EverybodyDance: Bipartite Graph-Based Identity Correspondence for Multi-Character Animation
Haotian Ling, Zequn Chen, Qiuying Chen, Donglin Di, Yongjia Ma, Hao Li, Chen Wei, Zhulin Tao, Xun Yang
TL;DR
EverybodyDance tackles identity confusion in multi-character animation by explicitly modeling Identity Correspondence with the Identity Matching Graph (IMG) and edge affinities from Mask–Query Attention (MQA). It enhances IC robustness through Identity Embedded Guidance (IEG), Multi-Scale Matching (MSM), and Pre-Classified Sampling (PCS), and introduces the ICE benchmark for evaluating IC in complex scenes. Empirical results show superior IC accuracy and video fidelity over state-of-the-art baselines, including cross-scenario generalization and motion transfer. The work highlights a graph-based paradigm for disentangling multiple characters and guiding accurate identity mapping in diffusion-based video generation.
Abstract
Consistent pose-driven character animation has achieved remarkable progress in single-character scenarios. However, extending these advances to multi-character settings is non-trivial, especially when position swap is involved. Beyond mere scaling, the core challenge lies in enforcing correct Identity Correspondence (IC) between characters in reference and generated frames. To address this, we introduce EverybodyDance, a systematic solution targeting IC correctness in multi-character animation.
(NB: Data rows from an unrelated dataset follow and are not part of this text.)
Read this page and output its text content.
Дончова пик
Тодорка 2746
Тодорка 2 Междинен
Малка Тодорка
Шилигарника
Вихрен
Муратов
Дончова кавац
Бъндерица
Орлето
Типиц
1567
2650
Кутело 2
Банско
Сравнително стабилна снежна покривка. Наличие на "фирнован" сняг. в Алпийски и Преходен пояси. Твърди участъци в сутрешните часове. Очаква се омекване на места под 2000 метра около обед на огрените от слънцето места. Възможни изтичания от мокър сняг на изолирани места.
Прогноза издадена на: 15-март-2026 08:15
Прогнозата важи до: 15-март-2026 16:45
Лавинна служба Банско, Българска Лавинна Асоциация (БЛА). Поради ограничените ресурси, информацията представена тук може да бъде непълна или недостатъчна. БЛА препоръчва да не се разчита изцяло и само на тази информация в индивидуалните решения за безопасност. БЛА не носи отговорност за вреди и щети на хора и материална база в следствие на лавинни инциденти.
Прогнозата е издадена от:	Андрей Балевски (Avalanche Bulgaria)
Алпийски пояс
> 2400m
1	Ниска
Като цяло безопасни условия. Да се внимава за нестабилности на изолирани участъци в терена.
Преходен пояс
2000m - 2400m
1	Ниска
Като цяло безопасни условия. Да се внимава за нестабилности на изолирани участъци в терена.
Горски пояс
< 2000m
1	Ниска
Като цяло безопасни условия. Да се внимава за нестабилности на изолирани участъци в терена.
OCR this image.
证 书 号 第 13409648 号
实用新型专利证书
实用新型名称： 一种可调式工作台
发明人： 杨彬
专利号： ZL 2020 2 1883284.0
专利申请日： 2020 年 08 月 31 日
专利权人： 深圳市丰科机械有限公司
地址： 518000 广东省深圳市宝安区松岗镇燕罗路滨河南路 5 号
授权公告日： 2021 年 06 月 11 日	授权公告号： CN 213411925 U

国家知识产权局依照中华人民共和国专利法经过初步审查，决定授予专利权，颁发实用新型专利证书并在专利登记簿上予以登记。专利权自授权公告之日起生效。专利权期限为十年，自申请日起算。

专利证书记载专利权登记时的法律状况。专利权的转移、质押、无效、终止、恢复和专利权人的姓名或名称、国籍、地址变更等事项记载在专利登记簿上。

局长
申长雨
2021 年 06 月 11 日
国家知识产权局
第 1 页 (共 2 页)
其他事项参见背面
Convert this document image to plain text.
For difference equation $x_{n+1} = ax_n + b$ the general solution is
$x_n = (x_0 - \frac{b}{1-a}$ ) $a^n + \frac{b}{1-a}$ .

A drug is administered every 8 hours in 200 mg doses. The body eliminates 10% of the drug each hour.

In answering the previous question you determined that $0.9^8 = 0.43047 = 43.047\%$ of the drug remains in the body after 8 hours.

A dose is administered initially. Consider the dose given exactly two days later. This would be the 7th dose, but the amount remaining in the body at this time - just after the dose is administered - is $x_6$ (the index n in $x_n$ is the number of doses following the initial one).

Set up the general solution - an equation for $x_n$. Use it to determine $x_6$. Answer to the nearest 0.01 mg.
EverybodyDance is built around the Identity Matching Graph (IMG), which models characters in the generated and reference frames as two node sets in a weighted complete bipartite graph. Edge weights, computed via our proposed Mask-Query Attention (MQA), quantify the affinity between each pair of characters. Our key insight is to formalize IC correctness as a graph structural metric and to optimize it during training. We also propose a series of targeted strategies tailored for multi-character animation, including identity-embedded guidance, a multi-scale matching strategy, and pre-classified sampling, which work synergistically. Finally, to evaluate IC performance, we curate the Identity Correspondence Evaluation benchmark, dedicated to multi-character IC correctness. Extensive experiments demonstrate that EverybodyDance substantially outperforms state-of-the-art baselines in both IC and visual fidelity.